The story itself was well-paced, and I never felt a mid-game slump that seems commonplace in RPGs. There’s always a looming threat, object to get, or friend to save that was always compelling or interesting enough to drive me forward. The colorful cast of characters is a big factor in this drive to keep going.

The game is filled with interesting side characters and party members to learn about. The biggest standout of the cast by far is Garl, who is an overwhelmingly positive force, a force that reminded me of Waymond Wang in 2022’s Everything Everywhere All at Once. I found myself constantly smiling as Garl would have encouraging words for his friends, or would talk his way out of (or into) loads of situations the party found themselves in.

On the other hand, two characters who fell unfortunately short for me were our two main heroes: Zale and Valere. As the two gain new powers and the story progresses, it feels like they never truly grow into their own distinct people. They’re heroes through and through, and rarely show many flaws that they need to confront. There were a lot of interesting questions to be asked about what it means to be a Solstice Warrior, but these two seem to just accept this duty as their life and move on. Perhaps this is due to them being interchangeable as playable characters, but when they’re surrounded by such a lovable and distinct cast, the two main characters falling a bit flat stands out as a sticking point.

The ending, too, left a bit to be desired. While the final boss fight is one that’s tough and satisfying, the story that follows seems like it leaves quite a few questions unanswered. Perhaps this is intentional to set up for a sequel; perhaps it links to the studio’s other game The Messenger, which I regretfully have not played. As it stands though, the ending just feels like there was more to be said.
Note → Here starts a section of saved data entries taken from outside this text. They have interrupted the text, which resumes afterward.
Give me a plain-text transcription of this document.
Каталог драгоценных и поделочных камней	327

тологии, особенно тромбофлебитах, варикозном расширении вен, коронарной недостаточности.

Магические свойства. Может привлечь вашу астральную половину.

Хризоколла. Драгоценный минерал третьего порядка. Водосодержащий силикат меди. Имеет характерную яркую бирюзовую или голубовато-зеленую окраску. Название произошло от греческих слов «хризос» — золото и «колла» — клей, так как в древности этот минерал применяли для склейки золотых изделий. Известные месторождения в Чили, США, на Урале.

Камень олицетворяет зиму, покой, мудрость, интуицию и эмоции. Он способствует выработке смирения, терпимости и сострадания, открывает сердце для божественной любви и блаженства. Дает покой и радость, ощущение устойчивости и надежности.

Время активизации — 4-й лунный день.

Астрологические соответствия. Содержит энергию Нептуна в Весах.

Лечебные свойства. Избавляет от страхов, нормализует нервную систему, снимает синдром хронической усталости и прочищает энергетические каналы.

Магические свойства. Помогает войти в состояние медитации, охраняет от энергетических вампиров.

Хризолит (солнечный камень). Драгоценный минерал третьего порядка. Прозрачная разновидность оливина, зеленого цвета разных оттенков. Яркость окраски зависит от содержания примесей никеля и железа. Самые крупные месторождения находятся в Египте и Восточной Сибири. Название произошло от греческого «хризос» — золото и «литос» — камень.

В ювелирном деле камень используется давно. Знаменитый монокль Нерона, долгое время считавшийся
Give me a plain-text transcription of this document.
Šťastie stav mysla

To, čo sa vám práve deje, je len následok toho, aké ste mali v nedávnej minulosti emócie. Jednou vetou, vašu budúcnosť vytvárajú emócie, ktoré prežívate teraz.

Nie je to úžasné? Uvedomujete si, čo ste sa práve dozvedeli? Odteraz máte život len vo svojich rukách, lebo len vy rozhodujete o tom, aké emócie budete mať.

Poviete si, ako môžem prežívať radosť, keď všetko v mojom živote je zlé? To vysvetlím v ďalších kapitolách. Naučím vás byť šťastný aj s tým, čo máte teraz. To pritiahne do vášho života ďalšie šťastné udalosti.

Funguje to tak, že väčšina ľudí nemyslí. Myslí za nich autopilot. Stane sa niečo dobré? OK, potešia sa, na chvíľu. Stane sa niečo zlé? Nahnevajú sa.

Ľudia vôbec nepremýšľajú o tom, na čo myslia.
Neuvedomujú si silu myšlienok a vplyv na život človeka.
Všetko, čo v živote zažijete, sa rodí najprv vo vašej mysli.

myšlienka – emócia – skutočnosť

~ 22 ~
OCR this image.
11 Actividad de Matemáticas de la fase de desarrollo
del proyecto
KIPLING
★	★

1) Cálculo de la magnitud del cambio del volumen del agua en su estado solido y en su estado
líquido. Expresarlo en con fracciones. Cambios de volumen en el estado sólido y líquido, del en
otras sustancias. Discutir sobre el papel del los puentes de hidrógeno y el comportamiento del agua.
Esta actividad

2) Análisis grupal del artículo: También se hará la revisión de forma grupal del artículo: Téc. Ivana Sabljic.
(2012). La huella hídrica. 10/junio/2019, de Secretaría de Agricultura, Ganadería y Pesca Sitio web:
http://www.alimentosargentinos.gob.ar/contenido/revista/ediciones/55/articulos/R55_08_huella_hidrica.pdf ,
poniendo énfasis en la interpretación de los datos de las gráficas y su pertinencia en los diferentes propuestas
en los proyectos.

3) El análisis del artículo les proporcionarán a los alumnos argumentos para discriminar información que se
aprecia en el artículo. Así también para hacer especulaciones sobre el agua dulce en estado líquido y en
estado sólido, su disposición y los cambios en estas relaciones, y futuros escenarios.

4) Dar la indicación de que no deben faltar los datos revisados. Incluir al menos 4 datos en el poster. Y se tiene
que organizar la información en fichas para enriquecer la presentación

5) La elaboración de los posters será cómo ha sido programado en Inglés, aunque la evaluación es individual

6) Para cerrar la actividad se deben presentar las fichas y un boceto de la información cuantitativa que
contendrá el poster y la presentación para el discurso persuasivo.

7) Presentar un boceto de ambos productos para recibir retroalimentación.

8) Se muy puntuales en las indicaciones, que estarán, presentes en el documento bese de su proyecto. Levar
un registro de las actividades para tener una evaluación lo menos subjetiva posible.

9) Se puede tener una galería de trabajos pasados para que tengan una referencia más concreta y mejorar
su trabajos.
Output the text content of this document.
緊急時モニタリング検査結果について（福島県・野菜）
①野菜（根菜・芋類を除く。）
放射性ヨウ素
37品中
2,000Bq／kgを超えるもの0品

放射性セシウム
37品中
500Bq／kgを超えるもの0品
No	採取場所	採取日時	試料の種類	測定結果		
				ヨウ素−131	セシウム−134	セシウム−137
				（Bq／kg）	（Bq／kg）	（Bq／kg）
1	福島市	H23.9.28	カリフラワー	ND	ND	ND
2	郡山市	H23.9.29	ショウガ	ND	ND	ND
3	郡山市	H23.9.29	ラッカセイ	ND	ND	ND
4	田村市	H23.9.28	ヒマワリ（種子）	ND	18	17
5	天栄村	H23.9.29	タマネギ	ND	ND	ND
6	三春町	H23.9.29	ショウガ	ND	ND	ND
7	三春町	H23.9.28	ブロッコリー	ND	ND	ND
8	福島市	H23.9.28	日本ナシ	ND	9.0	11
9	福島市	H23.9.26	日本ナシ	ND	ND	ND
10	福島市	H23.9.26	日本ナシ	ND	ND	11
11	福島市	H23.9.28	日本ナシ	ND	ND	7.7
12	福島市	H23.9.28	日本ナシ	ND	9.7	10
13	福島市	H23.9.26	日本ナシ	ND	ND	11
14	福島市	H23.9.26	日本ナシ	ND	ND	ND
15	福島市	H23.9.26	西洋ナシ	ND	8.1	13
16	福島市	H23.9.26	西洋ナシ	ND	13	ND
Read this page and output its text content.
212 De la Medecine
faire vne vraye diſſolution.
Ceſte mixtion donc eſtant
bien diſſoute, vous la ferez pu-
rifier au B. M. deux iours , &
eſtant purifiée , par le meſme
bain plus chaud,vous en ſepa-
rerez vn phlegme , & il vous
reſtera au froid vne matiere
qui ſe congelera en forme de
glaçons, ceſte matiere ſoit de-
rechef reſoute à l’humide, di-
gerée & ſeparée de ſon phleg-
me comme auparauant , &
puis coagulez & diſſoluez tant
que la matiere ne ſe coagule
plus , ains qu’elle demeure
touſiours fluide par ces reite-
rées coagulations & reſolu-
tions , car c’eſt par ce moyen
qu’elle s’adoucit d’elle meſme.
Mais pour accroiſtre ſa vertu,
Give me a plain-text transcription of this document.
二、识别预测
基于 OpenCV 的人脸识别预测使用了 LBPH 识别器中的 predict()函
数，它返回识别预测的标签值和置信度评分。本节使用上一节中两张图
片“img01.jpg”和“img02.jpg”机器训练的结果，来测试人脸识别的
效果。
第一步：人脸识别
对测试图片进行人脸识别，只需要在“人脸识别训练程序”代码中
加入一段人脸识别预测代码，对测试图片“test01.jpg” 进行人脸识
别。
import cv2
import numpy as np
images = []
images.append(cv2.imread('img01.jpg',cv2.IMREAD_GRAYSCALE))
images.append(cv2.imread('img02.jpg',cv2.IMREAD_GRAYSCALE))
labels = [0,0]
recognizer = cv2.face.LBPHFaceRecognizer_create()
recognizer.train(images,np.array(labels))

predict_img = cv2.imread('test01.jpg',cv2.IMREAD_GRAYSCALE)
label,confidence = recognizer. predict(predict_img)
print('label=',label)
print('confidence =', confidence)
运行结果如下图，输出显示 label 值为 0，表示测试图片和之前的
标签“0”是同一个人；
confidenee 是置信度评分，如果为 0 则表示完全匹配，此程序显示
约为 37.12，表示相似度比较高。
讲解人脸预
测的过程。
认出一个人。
Despite some small story & gameplay gripes, Sea of Stars is still an excellent journey worth taking for turn-based RPG fans, even in an incredibly stacked year. The overall story is great with loads of memorable side characters. The gameplay and combat are up there with the greats of the genre. Combine that with some top-notch presentation, and you’ve got a game that is absolutely worth your time. It plays great on a handheld like the Switch or Steam Deck, but it’s also launching on Xbox & PC Game Pass and PlayStation Plus Extra. If you’re even somewhat interested in the turn-based RPG genre, it’s absolutely worth your time before the upcoming torrent of September releases.

Steam code for review was provided by Sabotage Studios via Tinsley PR. Playtime was split between Steam Deck and desktop; it ran well and looked great on both!